The medical term for a trembling head is called tremor. Tremor is an unconscious, prosaic, shaking movement of one or more parts of the body, usually the hands, lower arms, face, vocal cords, trunk, legs and head. An essential tremor is a progressive neurological disorder of the hands, head and voice.
A trembling head can occur as a side effect of drugs, such as amphetamines, antidepressants, antipsychotics, caffeine and lithium, or as a result of alcohol or addictive drug withdrawals. It may be inherited and run in families. It also can occur from a condition caused by problems in parts of the brain that control muscles, which could be the result of a stroke or traumatic brain injury.
Although there is no cure, the condition can be treated with medication to help reduce the shaking.

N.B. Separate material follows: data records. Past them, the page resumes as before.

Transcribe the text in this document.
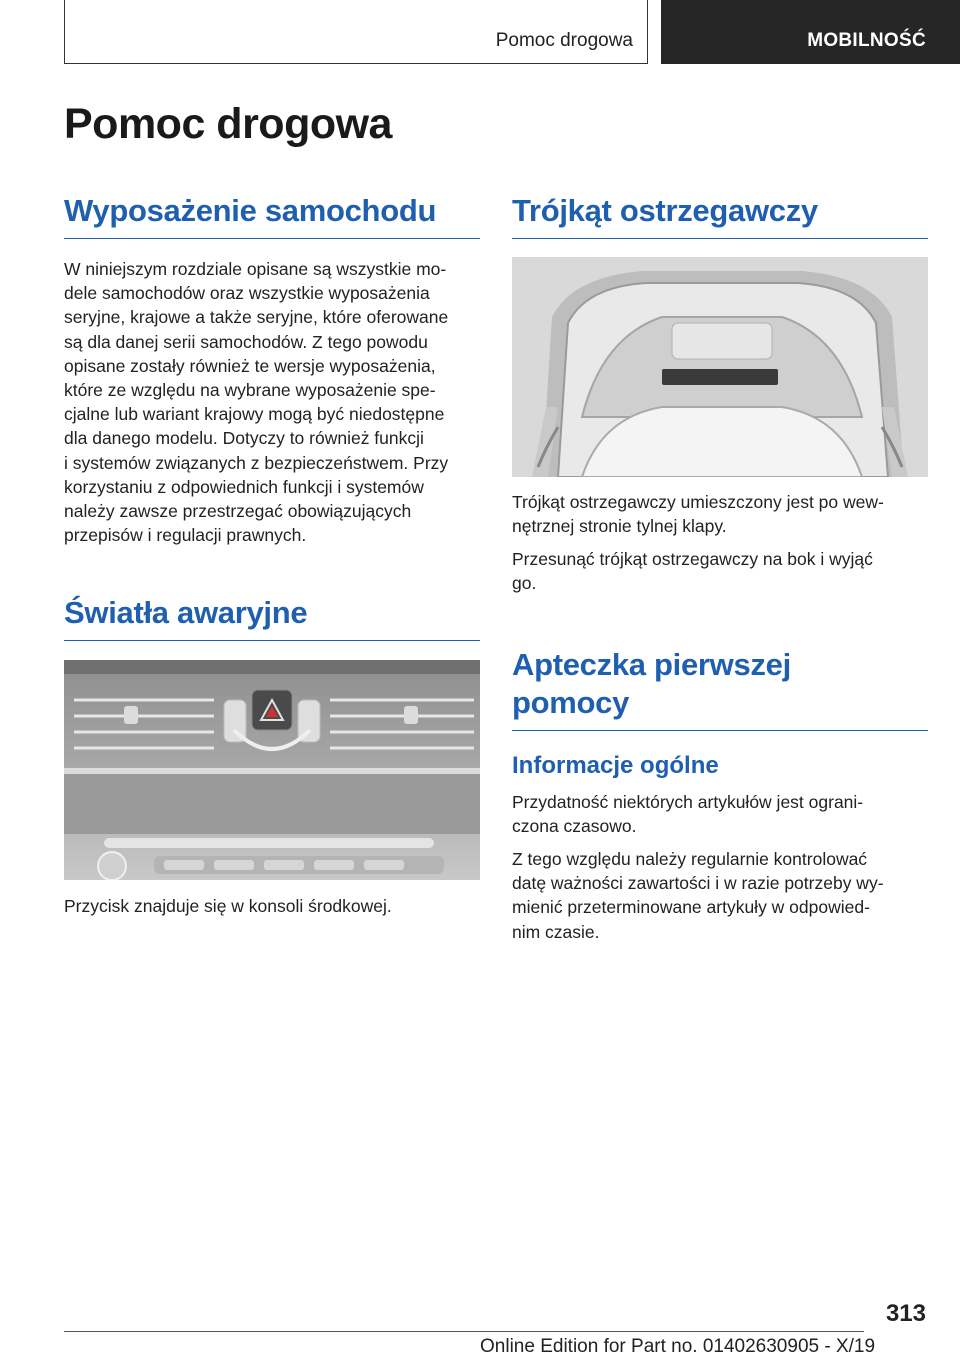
Pomoc drogowa	MOBILNOŚĆ
Pomoc drogowa
Wyposażenie samochodu
W niniejszym rozdziale opisane są wszystkie mo-
dele samochodów oraz wszystkie wyposażenia
seryjne, krajowe a także seryjne, które oferowane
są dla danej serii samochodów. Z tego powodu
opisane zostały również te wersje wyposażenia,
które ze względu na wybrane wyposażenie spe-
cjalne lub wariant krajowy mogą być niedostępne
dla danego modelu. Dotyczy to również funkcji
i systemów związanych z bezpieczeństwem. Przy
korzystaniu z odpowiednich funkcji i systemów
należy zawsze przestrzegać obowiązujących
przepisów i regulacji prawnych.
Światła awaryjne

Przycisk znajduje się w konsoli środkowej.

Trójkąt ostrzegawczy
Trójkąt ostrzegawczy umieszczony jest po wew-
nętrznej stronie tylnej klapy.
Przesunąć trójkąt ostrzegawczy na bok i wyjąć
go.
Apteczka pierwszej
pomocy
Informacje ogólne
Przydatność niektórych artykułów jest ograni-
czona czasowo.
Z tego względu należy regularnie kontrolować
datę ważności zawartości i w razie potrzeby wy-
mienić przeterminowane artykuły w odpowied-
nim czasie.
313
Online Edition for Part no. 01402630905 - X/19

This type of tremor is not contagious, life-threatening or transferable to another person; however, it can be embarrassing and make it hard to perform daily tasks. It usually is absent during rest and disappears during sleep. A trembling head can happen at any age but tends to be more common in older people. According to Dr. Adam Brochert, children of a parent with essential tremor have a 50 percent chance of having this condition.

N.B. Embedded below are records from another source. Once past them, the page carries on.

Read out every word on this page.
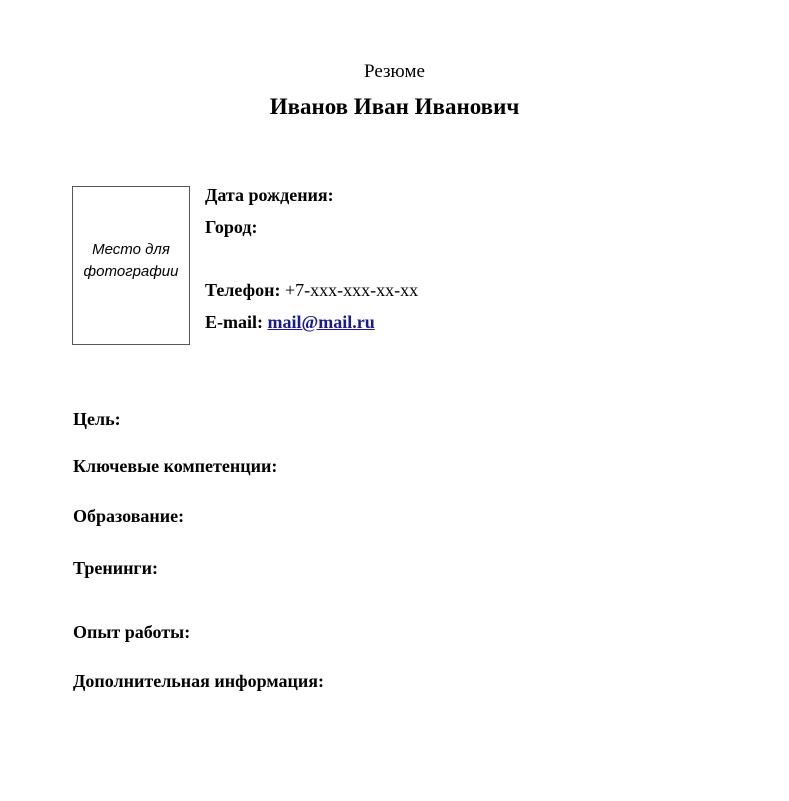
Резюме
Иванов Иван Иванович
Место для фотографии
Дата рождения:
Город:
Телефон: +7-xxx-xxx-xx-xx
E-mail: mail@mail.ru
Цель:
Ключевые компетенции:
Образование:
Тренинги:
Опыт работы:
Дополнительная информация:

A tremor that reoccurs over time may be a sign of a medical problem and should be evaluated by a qualified physician.
Lauren Bacall and Katherine Hepburn both suffered from trembling heads.
People with any tremor condition, including a trembling head, may have problems with balance and walking. In addition to these motor problems, anxiety and depressive symptoms may occur. According to Stanford Hospital and Clinics, studies have revealed that long-term tremors may be associated with an increased risk of developing dementia.